Когда вечером он приезжал со службы на «эмке» и шел по двору стройный, подтянутый, в блестящих сапогах — все, кто бы ни был во дворе, всегда бросали свои дела и смотрели на отца, на то, как он шел, и все всегда улыбались, потому что шел он замечательно, по-военному.
Даже доминошники, какие-то расхлябанные дядьки в майках и в расстегнутых рубахах, — те, что каждый вечер колотили по дощатому столу и ничего не замечали вокруг, и те, когда приезжал отец, оборачивались на него, и кто-нибудь из них говорил довольно:
— Строевик!
Словно завидовал тому, какой отец подтянутый и четкий.
Алеша иногда думал, что весь их дом, когда люди видят отца, становится будто спокойнее оттого, что здесь живет красный командир.
Когда началась война, в то воскресенье, за отцом пришла машина, и он исчез и не появлялся три дня, а потом, когда вернулся, измученный, усталый, к ним в квартиру сразу набилось полно людей — соседи со всего двора, были среди них и доминошники, теперь застегнутые на все пуговицы. Они настойчиво расспрашивали отца что и как.
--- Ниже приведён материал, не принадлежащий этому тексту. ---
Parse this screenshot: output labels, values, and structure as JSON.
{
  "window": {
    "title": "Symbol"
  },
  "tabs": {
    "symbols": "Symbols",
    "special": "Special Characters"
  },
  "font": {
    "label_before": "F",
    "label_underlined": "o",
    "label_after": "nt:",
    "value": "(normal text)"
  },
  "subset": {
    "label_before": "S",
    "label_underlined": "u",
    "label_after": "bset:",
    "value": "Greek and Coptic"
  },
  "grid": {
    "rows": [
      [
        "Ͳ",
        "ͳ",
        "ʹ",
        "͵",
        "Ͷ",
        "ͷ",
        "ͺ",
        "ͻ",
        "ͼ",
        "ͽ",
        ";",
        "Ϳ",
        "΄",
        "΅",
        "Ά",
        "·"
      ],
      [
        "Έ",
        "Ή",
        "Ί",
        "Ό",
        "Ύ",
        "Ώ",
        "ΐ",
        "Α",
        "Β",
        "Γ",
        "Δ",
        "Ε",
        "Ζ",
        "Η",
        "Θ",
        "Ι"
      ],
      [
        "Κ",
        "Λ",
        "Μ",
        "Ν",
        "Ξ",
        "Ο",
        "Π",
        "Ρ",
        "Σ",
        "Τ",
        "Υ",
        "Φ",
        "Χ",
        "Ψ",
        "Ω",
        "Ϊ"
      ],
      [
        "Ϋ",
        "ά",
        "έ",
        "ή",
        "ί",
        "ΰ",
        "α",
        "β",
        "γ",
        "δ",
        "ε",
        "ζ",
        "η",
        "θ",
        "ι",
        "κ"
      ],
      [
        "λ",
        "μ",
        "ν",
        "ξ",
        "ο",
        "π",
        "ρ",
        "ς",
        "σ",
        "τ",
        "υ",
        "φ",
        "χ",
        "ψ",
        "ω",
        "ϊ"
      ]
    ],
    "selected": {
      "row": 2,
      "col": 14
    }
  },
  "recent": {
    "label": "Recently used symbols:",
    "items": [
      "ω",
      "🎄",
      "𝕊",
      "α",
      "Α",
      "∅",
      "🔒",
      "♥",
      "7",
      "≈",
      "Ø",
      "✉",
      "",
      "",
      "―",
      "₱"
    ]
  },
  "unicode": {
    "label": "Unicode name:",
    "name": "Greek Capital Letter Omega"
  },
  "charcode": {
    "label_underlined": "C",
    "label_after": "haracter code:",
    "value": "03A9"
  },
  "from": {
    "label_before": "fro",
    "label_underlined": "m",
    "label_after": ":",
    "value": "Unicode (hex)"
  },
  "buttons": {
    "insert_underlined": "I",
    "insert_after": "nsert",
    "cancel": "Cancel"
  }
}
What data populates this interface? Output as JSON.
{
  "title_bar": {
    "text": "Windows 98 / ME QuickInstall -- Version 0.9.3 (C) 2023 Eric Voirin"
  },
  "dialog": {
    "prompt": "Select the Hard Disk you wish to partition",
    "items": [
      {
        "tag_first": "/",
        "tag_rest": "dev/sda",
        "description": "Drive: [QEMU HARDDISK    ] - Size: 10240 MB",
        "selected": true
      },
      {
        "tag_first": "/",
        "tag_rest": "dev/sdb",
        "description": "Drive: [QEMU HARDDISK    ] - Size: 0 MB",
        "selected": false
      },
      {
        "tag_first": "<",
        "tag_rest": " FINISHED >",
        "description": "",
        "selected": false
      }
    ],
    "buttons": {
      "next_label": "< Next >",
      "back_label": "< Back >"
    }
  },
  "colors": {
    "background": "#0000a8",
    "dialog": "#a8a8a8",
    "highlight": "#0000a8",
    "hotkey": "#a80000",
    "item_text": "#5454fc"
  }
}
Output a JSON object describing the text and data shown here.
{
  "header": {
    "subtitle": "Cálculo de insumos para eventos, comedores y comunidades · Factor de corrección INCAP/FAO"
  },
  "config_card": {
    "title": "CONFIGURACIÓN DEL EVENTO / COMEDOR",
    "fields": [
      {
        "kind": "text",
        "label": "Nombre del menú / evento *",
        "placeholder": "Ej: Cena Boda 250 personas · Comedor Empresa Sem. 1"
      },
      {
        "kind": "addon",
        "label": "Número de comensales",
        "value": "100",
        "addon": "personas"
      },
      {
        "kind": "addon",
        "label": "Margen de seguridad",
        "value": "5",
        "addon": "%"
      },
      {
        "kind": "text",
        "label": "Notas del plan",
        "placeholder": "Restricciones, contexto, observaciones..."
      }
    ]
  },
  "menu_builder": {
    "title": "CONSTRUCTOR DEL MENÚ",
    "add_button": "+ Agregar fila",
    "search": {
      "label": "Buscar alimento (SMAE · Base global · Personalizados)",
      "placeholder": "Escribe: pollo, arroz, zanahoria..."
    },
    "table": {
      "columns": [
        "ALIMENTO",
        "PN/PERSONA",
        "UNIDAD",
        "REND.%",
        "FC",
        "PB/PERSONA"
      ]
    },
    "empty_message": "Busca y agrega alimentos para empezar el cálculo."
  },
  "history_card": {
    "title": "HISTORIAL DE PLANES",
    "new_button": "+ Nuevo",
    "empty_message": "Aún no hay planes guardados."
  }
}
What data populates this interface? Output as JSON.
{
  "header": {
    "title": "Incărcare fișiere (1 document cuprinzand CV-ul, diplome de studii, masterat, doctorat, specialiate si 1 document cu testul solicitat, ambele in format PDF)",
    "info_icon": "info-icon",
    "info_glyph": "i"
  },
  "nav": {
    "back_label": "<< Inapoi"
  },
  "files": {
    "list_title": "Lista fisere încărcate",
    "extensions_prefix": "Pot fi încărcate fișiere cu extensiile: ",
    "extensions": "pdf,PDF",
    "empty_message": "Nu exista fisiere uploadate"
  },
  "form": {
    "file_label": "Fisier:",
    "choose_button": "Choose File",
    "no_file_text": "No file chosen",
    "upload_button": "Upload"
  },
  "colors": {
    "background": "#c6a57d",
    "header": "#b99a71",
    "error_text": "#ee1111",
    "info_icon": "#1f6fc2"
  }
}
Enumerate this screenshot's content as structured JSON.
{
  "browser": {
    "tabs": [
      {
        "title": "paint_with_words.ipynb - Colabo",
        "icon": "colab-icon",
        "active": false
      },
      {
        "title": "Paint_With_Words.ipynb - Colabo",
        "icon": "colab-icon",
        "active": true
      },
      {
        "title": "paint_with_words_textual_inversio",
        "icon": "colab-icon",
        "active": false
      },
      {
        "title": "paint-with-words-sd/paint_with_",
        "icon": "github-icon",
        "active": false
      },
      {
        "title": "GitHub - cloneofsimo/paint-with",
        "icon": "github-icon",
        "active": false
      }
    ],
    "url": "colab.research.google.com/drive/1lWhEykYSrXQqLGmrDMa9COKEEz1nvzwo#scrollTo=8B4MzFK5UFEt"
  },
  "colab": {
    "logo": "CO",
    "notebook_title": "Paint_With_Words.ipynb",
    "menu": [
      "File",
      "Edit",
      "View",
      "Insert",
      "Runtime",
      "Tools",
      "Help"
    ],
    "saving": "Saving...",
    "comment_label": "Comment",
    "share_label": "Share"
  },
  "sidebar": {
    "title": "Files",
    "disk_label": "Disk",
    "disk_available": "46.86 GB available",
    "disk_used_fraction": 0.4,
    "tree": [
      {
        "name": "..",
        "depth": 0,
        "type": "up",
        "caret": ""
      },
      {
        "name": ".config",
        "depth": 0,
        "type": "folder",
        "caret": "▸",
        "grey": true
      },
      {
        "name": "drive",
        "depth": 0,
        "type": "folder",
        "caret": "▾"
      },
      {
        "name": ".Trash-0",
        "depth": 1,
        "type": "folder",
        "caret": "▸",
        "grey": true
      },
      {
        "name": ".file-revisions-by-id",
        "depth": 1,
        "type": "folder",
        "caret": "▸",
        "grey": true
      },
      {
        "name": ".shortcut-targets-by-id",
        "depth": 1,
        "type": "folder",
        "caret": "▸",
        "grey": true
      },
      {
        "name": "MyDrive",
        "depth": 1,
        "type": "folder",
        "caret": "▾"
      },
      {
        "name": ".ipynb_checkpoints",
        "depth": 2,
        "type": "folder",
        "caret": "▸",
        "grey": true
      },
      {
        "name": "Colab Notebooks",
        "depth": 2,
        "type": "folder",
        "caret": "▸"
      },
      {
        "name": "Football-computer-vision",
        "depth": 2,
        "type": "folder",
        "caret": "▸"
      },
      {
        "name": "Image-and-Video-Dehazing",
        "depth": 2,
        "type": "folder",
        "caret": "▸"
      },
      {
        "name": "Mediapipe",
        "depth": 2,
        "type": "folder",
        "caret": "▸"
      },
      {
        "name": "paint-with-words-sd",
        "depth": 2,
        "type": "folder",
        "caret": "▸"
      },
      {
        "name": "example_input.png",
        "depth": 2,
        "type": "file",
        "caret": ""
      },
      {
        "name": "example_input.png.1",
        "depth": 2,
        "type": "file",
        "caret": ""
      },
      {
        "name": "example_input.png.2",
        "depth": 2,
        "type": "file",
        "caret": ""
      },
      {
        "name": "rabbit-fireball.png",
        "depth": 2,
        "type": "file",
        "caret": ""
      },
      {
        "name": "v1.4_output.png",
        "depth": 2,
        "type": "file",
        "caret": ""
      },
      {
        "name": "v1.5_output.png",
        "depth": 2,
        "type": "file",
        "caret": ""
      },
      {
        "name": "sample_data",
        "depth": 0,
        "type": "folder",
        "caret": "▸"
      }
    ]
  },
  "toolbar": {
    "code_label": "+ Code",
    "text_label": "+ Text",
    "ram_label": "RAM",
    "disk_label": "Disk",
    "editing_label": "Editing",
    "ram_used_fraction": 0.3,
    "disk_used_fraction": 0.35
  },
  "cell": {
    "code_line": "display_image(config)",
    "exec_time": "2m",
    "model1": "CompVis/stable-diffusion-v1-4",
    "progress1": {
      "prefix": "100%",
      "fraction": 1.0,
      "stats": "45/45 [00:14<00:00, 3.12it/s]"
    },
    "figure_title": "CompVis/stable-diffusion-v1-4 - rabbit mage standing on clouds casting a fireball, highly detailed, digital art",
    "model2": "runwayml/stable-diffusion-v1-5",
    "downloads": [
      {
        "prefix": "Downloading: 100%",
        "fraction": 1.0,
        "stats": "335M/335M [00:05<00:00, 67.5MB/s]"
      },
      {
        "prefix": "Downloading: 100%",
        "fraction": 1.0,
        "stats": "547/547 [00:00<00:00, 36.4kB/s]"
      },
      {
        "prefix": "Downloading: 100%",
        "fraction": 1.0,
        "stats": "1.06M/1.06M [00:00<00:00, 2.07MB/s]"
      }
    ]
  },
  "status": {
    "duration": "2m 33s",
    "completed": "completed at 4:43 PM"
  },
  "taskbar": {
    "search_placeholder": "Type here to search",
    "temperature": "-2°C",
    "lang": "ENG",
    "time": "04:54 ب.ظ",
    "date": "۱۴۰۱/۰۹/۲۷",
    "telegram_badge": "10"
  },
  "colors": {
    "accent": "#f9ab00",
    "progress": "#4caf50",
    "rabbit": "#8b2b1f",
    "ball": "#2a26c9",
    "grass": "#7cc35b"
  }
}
Некоторые показывали повестки.
Отец один был спокоен среди этих людей, весело, как до войны, улыбался и говорил:
— Все будет, как надо, как надо… Думаю, разобьем их быстро.
И люди уходили, немного успокоенные.
А потом Алеша видел соседей — и доминошников, и других — в солдатских шинелях, с мешками, они уходили каждый день со двора, окруженные женщинами и детьми.
Так что ж, его отец, кадровый военный, да еще командир, хуже их, что ли? Пришла и его очередь. Как же без таких, как отец, доминошники воевать будут?
Так что нечего тут и плакать.
Но мама все плакала и плакала, будто осталась одна на всем свете.
Дома было пусто и неуютно. Алеша ходил по гулкой комнате, прислушивался к радио, передававшему марши, поглядывал в окно. Во дворе, как ни в чем не бывало, носились мальчишки; прямо от дома спускался крутой косогор, у его подножия синела река, а по ней шел буксир с баржей. Все было, как всегда, как обычно, будто и не было никакой войны.
Мама, с лицом, опухшим от слез, молча сидела у стола. Там, в деревянной рамке, была фотография отца. Иногда мама покачивалась, щеки ее сразу становились мокрыми; она всхлипывала, и Алеше больно и горько было от этих слез. Он подошел к маме, прижался к ней, она обняла его, положила голову ему на плечо, словно взрослому, словно отцу, но не успокоилась, а только еще сильней заплакала.
— Ну что же, — сказал Алеша, — что же плакать теперь… Папа скоро вернется. Вот увидишь, к первому сентября уже вернется, что ты в самом деле.
Мама хотела улыбнуться ему сквозь слезы, но улыбка не получилась, и она снова заплакала. Алеше стало досадно: что же она понять не может таких простых вещей.
Он прикрыл тихо дверь и спустился на улицу.
Алеша осуждал мать; он думал про себя, что жена красного командира, так же как и он, сын командира, не может быть слабой и не может позорить отца слезами. У военных даже в семье не может быть слез.
Во дворе блистали на солнце лужи, мальчишки гоняли на велосипеде сразу по трое: один в седле, второй на раме, третий на багажнике.
Алеша удивился. Велосипед был во дворе всего один, у Гошкиного, из сорок третьей квартиры, отца. Он ездил на нем всегда сам, и Гошка вечно просил у него покататься. Но дальше нытья дело не шло, Гошкин отец не доверял велосипед даже собственному сыну, потому что, дело понятное, ценная это была машина.
Алеша присмотрелся. Да, велосипед был Гошкиного отца. И ехал на нем Гошка, катя двух «пассажиров».